The Christian Messenger of 1903 tells us a little of the origins of Enfield Primitive Methodist chapel:
In 1858 a small chapel was built on Chase Side, in which our people worshipped until, in 1894, the present chapel was erected. For many years the work in the old chapel had been stationary; the membership below 30, and quarterage not reaching £7. But with the building of the new chapel, and making Enfield the head of a new Circuit in 1901, the membership rose to 100, and the amount sent to the June quarterly meeting of 1902 was £31 16s. 11½d. The Primitive Methodist magazine of April 1893 reports that they had acquired a an excellent freehold site for “a more commodious place of worship”.
In addition to the usual institutions of a church, Enfield society possesses the rare equipment of a brass band. A great deal of the spiritual and financial success of the church is due to this mission band. Before every Sunday morning and evening service they mission the streets, and conduct open-air services. They have been in great demand for the United Free Church Council open-air meetings. They supply all their own leaders and speakers, and are not confined to merely playing the instruments.
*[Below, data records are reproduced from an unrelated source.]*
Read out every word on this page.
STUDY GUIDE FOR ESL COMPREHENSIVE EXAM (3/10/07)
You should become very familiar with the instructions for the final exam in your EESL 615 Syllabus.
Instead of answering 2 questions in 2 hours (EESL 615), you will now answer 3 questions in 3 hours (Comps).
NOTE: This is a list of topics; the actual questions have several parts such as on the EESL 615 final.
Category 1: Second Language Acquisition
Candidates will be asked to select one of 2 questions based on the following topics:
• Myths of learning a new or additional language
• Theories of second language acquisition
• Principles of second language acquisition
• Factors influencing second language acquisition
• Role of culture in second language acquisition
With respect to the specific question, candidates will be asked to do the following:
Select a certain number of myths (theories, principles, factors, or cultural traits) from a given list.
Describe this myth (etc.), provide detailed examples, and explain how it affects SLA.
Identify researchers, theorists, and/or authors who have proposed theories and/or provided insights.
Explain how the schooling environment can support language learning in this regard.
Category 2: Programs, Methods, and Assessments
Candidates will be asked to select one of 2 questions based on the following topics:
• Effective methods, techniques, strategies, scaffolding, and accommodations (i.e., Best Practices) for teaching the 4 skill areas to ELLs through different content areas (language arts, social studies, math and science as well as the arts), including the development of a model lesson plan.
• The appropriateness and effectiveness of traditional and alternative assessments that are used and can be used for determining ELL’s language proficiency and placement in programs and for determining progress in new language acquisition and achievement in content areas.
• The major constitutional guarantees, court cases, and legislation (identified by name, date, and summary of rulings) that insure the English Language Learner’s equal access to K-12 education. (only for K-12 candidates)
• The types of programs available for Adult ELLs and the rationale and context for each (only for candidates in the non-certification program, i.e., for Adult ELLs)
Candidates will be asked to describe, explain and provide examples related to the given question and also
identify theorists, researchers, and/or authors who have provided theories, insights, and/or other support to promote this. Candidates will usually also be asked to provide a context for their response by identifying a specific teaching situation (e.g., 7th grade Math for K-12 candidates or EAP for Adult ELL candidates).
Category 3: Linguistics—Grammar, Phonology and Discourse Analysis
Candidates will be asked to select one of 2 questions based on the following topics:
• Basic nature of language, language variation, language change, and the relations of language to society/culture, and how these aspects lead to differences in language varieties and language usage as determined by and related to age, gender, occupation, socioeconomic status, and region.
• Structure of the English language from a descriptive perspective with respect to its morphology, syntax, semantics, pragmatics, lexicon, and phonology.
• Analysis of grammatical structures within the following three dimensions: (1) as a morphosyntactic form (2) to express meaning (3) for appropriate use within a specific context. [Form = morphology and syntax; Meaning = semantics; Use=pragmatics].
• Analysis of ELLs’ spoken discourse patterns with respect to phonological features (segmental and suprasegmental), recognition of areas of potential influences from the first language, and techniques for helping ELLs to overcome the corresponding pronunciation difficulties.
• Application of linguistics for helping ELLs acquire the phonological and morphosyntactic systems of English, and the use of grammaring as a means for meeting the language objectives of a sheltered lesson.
One Sunday evening, as they were marching towards the chapel, the master of the Poor House stopped them, and asked if they could play “Safe in the arms of Jesus” for a poor dying woman. The secretary said, “I am sorry haven’t got the music for that, but, bless the Lord, we can sing, it‘! ” And at once the 25 or more masculine voices sent up through the open window the cheering strains of that grand old hymn.”
Where was this chapel and what happened to it?